Nombreuses sont celles qui abandonnent à ce stade, ne pouvant endurer cet emploi du temps chargé, la solitude et les exigences que l’on attend d’elles. À la fin de cette étape, la shikomi passera un examen devant ses professeurs et les membres les plus éminents du quartier pour décider si elle a acquis les bases nécessaires tant sur le plan artistique que du comportement pour accéder enfin au statut de maiko.
3. Minarai 見習い, l’initiation au métier
L’examen validé, la jeune fille ne devient pas maiko immédiatement. Elle doit d’abord passer par l’étape « minarai » ce qui signifie littéralement : apprendre en regardant. Même si elle n’est pas encore maiko, elle va enfin adopter leur maquillage blanc, leur coiffure caractéristique et se vêtir d’un kimono, légèrement différent toutefois (les règles varient selon l’hanamachi) et d’un obi à pans tombants courts (le darari obi de la maiko étant à pans longs).
« un lien aussi fort que celui du sang »
Son nom d’artiste « geimei » va être décidée par l’okasan qui désignera aussi une geiko en qui elle a confiance pour être sa « marraine » (de nouveau, les règles changent selon l’hanamachi, parfois une maiko expérimentée peut endosser ce rôle ou à de rares occasions la future maiko n’aura pas de marraine). Le lien, aussi fort que celui du sang, entre la grande grande sœur « onesan » et sa nouvelle petite sœur « imotô » est matérialisé par une partie identique dans leurs noms, ce qui crée des lignées de geimei. Ainsi, à l’okiya Odamoto de Gion Kobu existe la lignée « Katsu » 佳つ : Katsugiku 佳つ菊 fut l’onesan de Katsuhina 佳つ雛 qui est devenue celle de Katsumomo 佳つ桃.
Cette marraine jouera un rôle de premier plan dans la carrière de sa petite sœur. Plus elle est célèbre, plus cela sera bénéfique à sa protégée qu’elle présentera à ses clients fidèles, lui assurant une clientèle. La gloire de l’aînée profite logiquement à la cadette et favorise sa carrière. Elle veille aussi aux progrès de sa petite sœur, prenant les blâmes à sa place de la part des professeurs ou des okasan qui auraient des reproches à lui faire sur son comportement ou pour rectifier des erreurs. Son choix est donc d’une importance primordiale dans un milieu où les relations et les responsabilités sont le cœur du système.

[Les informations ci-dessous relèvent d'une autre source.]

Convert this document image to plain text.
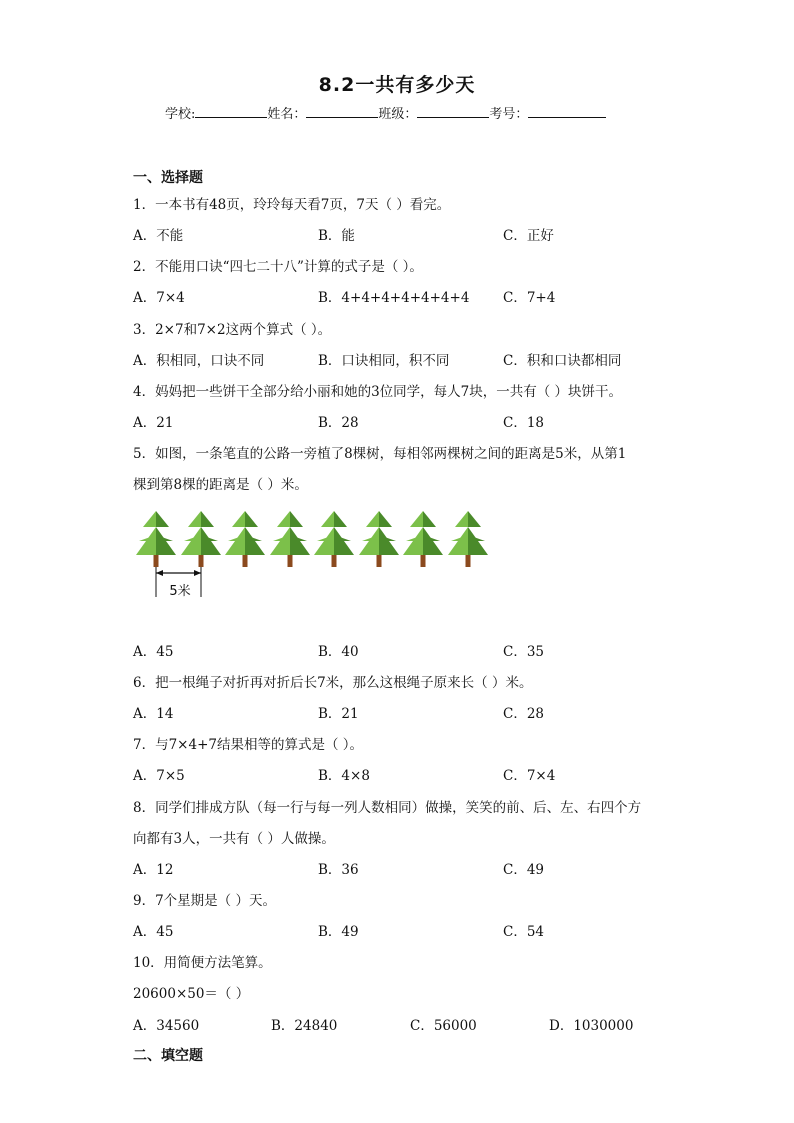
8.2一共有多少天
学校:	姓名：	班级：	考号：
一、选择题
1．一本书有48页，玲玲每天看7页，7天（ ）看完。
A．不能	B．能	C．正好
2．不能用口诀“四七二十八”计算的式子是（ ）。
A．7×4	B．4+4+4+4+4+4+4 C．7+4
3．2×7和7×2这两个算式（ ）。
A．积相同，口诀不同	B．口诀相同，积不同	C．积和口诀都相同
4．妈妈把一些饼干全部分给小丽和她的3位同学，每人7块，一共有（ ）块饼干。
A．21	B．28	C．18
5．如图，一条笔直的公路一旁植了8棵树，每相邻两棵树之间的距离是5米，从第1
棵到第8棵的距离是（ ）米。
5米
A．45	B．40	C．35
6．把一根绳子对折再对折后长7米，那么这根绳子原来长（ ）米。
A．14	B．21	C．28
7．与7×4+7结果相等的算式是（ ）。
A．7×5	B．4×8	C．7×4
8．同学们排成方队（每一行与每一列人数相同）做操，笑笑的前、后、左、右四个方
向都有3人，一共有（ ）人做操。
A．12	B．36	C．49
9．7个星期是（ ）天。
A．45	B．49	C．54
10．用简便方法笔算。
20600×50＝（ ）
A．34560	B．24840	C．56000	D．1030000
二、填空题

Durant cette période de deux mois environ, la minarai va, comme ses sœurs, participer à des banquets « ozashiki » dans une maison de thé « ochaya » et enfin aller au contact des clients. Parfois, l’okasan d’une okiya est aussi celle d’une ochaya ce qui facilite cette période cruciale d’initiation au métier pour la jeune fille. À cette étape, on n’attend pas d’une minarai qu’elle participe activement au banquet mais surtout qu’elle y observe ses aînées pour s’imprégner du rôle qu’elle aura à y jouer : principalement s’assurer que les verres soient pleins et les cendriers vides, parler et jouer avec les clients toujours avec grâce…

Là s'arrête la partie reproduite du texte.